В пятидесятые, в сталинские времена, в дом в любой момент и под любым предлогом мог нагрянуть милиционер. Оставлять на стене портрет жениха в эсэсовской форме было рискованно. Возможно, из желания хоть что-нибудь изменить в своем сыне пусть посмертно, или же с целью оградить себя от возможных неприятностей — а, может, по обеим причинам сразу — мой дед зарисовывал руны на портрете, используя для этого слюну и обгорелые спичечные головки.

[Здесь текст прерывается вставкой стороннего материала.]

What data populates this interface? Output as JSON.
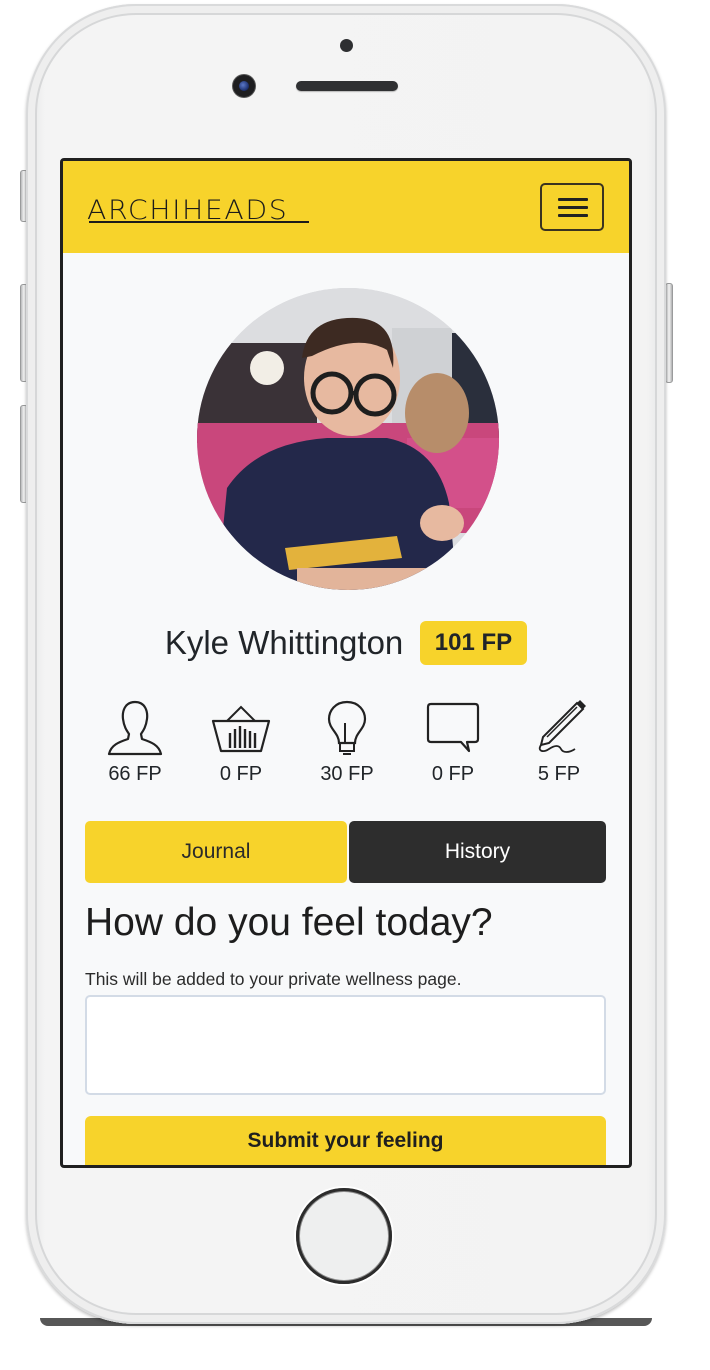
{
  "app": {
    "brand": "ARCHIHEADS",
    "menu_icon": "hamburger-menu-icon",
    "theme": {
      "accent": "#f7d32b",
      "dark": "#2d2d2d",
      "text": "#212529"
    }
  },
  "profile": {
    "avatar_alt": "Profile photo of Kyle Whittington",
    "name": "Kyle Whittington",
    "total_points": "101 FP"
  },
  "stats": [
    {
      "icon": "person-icon",
      "value": "66 FP"
    },
    {
      "icon": "basket-icon",
      "value": "0 FP"
    },
    {
      "icon": "lightbulb-icon",
      "value": "30 FP"
    },
    {
      "icon": "speech-bubble-icon",
      "value": "0 FP"
    },
    {
      "icon": "pencil-signature-icon",
      "value": "5 FP"
    }
  ],
  "tabs": [
    {
      "label": "Journal",
      "active": true
    },
    {
      "label": "History",
      "active": false
    }
  ],
  "journal": {
    "question": "How do you feel today?",
    "hint": "This will be added to your private wellness page.",
    "input_value": "",
    "input_placeholder": "",
    "submit_label": "Submit your feeling"
  }
}
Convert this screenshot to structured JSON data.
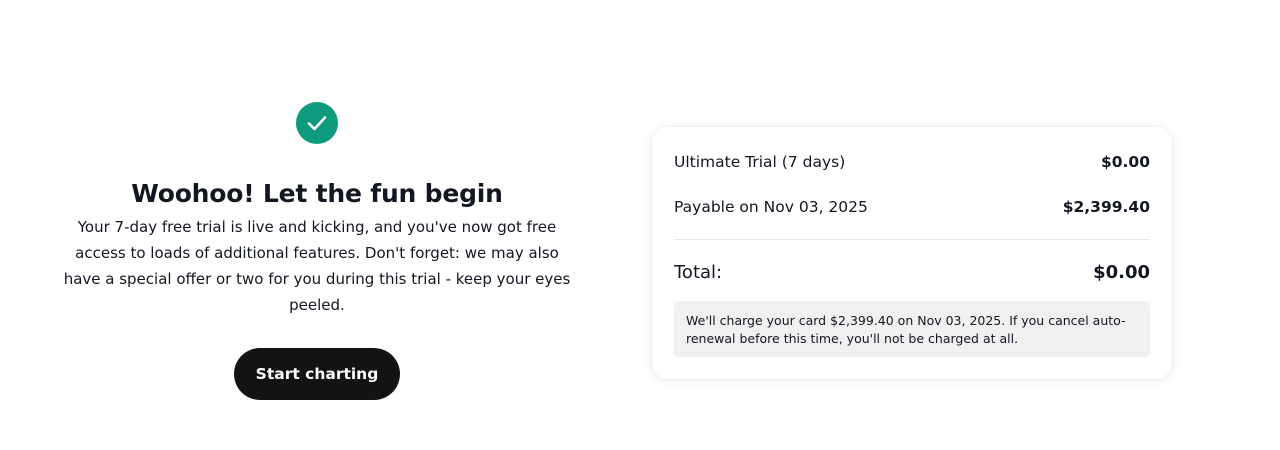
{
  "success": {
    "icon": "checkmark-icon",
    "icon_color": "#0e9a7c",
    "title": "Woohoo! Let the fun begin",
    "message": "Your 7-day free trial is live and kicking, and you've now got free access to loads of additional features. Don't forget: we may also have a special offer or two for you during this trial - keep your eyes peeled.",
    "cta_label": "Start charting"
  },
  "summary": {
    "plan_label": "Ultimate Trial (7 days)",
    "plan_amount": "$0.00",
    "payable_label": "Payable on Nov 03, 2025",
    "payable_amount": "$2,399.40",
    "total_label": "Total:",
    "total_amount": "$0.00",
    "notice": "We'll charge your card $2,399.40 on Nov 03, 2025. If you cancel auto-renewal before this time, you'll not be charged at all."
  }
}
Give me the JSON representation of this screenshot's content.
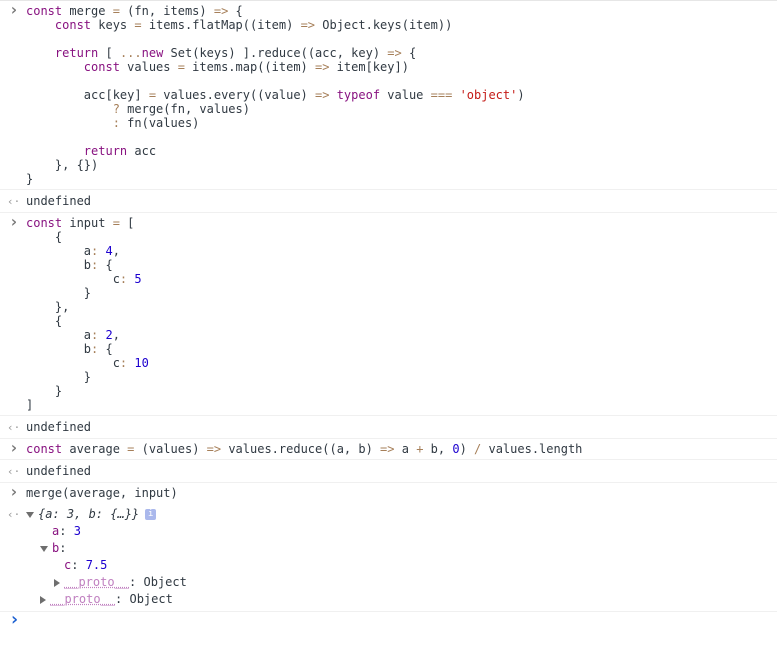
{
  "entries": [
    {
      "kind": "input",
      "code": "const merge = (fn, items) => {\n    const keys = items.flatMap((item) => Object.keys(item))\n\n    return [ ...new Set(keys) ].reduce((acc, key) => {\n        const values = items.map((item) => item[key])\n\n        acc[key] = values.every((value) => typeof value === 'object')\n            ? merge(fn, values)\n            : fn(values)\n\n        return acc\n    }, {})\n}"
    },
    {
      "kind": "output",
      "text": "undefined"
    },
    {
      "kind": "input",
      "code": "const input = [\n    {\n        a: 4,\n        b: {\n            c: 5\n        }\n    },\n    {\n        a: 2,\n        b: {\n            c: 10\n        }\n    }\n]"
    },
    {
      "kind": "output",
      "text": "undefined"
    },
    {
      "kind": "input",
      "code": "const average = (values) => values.reduce((a, b) => a + b, 0) / values.length"
    },
    {
      "kind": "output",
      "text": "undefined"
    },
    {
      "kind": "input",
      "code": "merge(average, input)"
    }
  ],
  "result": {
    "preview": "{a: 3, b: {…}}",
    "info_badge": "i",
    "a_key": "a",
    "a_value": "3",
    "b_key": "b",
    "c_key": "c",
    "c_value": "7.5",
    "inner_proto_key": "__proto__",
    "inner_proto_value": "Object",
    "outer_proto_key": "__proto__",
    "outer_proto_value": "Object"
  },
  "colors": {
    "keyword": "#881280",
    "string": "#c41a16",
    "number": "#1c00cf",
    "prompt": "#1a5fd0"
  }
}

Прежде, чем вытащить портрет из рамы, он опрокидывал два стаканчика шнапса. Он никогда в своей жизни не напивался, он просто хотел, прежде чем взяться за исправление собственного сына, себя несколько подбодрить — и слегка разжиться талантом. Он довольно часто подрисовывал фотографию, каждые пару недель, возможно, лишь ради того, чтобы иметь предлог заняться своим сыном. Ведь цвет отворотов мундира повторить не удавалось. Обгорелые спичечные головки для этого не годятся, и в случае, когда слюна разбавлена парами шнапса, тоже.

Этот жених остался в своем мундире навсегда, маленькие гадкие руны по углам воротника упорно проступают, «отключить» их не удается. И здесь опять-таки можно вспомнить давнее восклицание, но уже в качестве меланхолической шутки: «Какая большая машина, и какой маленький мотор».